Tim Bennett is spending a lot of time on an archeological dig at a farm in Brighton Township. Bennett, a ’95 UM-Flint graduate, has a double major in history and anthropology with a minor in computer science. His dig site holds a special meaning to him.“The farm was started by my great, great, great grandfather, Timothy Warner, in October 1841 with the purchase of 80 acres of undeveloped land for $384,” said Bennett. “The farm is the only certified sesquicentennial farm in Brighton Township, and one of just four in Livingston County.”
Bennett believes the site is likely to be one of the few, if not the only historic period site in Michigan, to be excavated by a direct descendant. As such, it has allowed for nearly unprecedented research to be conducted on the history/genealogy that includes family heirlooms, stories, pictures, interviews, and more in combination with archaeological fieldwork to provide a more complete family story spanning from the earliest pioneer era to today.
The investigative techniques at the site and on recovered artifacts will be discussed at a special presentation of his work on Wednesday, November 9th at 6 p.m. in UM-Flint’s Michigan Room C. Topics to be included in his presentation are: mass spectrometry, remote sensing, soil analysis, blood residue analysis, dendrochronology (tree ring analysis), and Scanning Electronic Microscope imaging. The results of these tests will be presented, as well as how they compliment more traditional archaeological research and methodology. Displays of artifacts will also be brought for viewing and discussion.
“Chemistry/biochemistry is becoming much more integral to archaeology than previously,” said UM-Flint Chemistry Department Chair Bob Stach. “As a matter of fact, I believe to be a good archaeologist today, one should know some chemistry, at least up to analytical chemistry and biochemistry.”
Bennett’s presentation is being co-sponsored by the UM-Flint Department of Chemistry & Biochemistry and the American Chemical Society.

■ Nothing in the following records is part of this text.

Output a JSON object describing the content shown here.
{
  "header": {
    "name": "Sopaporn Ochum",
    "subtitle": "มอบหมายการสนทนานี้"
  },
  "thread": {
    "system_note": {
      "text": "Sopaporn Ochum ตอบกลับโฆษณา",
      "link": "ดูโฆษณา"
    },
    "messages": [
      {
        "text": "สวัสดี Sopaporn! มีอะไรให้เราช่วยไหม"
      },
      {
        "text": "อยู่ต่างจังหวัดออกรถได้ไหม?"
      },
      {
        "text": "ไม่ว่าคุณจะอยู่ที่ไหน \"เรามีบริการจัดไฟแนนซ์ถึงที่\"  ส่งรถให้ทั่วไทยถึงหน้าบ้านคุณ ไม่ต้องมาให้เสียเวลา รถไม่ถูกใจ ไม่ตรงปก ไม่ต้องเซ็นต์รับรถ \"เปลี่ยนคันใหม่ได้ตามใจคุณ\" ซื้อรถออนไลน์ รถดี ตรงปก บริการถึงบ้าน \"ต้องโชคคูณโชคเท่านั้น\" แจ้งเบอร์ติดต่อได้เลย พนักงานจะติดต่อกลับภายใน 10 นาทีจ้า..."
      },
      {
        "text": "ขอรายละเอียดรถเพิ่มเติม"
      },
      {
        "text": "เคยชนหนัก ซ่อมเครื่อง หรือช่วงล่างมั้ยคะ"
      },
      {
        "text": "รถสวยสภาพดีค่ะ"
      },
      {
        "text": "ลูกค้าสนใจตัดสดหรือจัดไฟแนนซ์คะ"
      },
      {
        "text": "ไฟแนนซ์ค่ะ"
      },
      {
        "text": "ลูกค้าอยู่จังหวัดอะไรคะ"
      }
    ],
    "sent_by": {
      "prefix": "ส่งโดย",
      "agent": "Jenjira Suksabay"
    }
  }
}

Bennett, who is serving his fourth consecutive term as president of the Michigan Archaeological Society Saginaw Valley chapter, has helped open his family’s farm site to a variety of students from around the state. Undergraduate and graduate students from area universities have assisted on the dig, including those from Eastern Michigan University, Albion College, and the University of Michigan.
“As part of our public outreach initiatives, we have also hosted a high school group from Brighton and a class of 6th grade students from Grosse Pointe Woods this year. Family members, neighbors, friends, and members of the Michigan Archaeological Society have also assisted on the dig,” said Bennett.
The largely unmodified 1855 Greek Revival home was listed on the National Register of Historic Places in September 2011, a prestigious designation awarded by the U.S. Department of the Interior National Parks Service.
The 170th anniversary of the farm and the 175th anniversary of the Warner family living in Brighton Township were celebrated this year. In all, nine generations of the Warner family have lived in the Brighton area.
While employing various scientific techniques, Bennett admits some of his great successes came in rather strange ways. “The area yielding the highest concentration of artifacts was found by the collaboration of my 3 1/2 year old daughter, a Siberian Husky, and a ground squirrel. More on that at the presentation,” he laughed.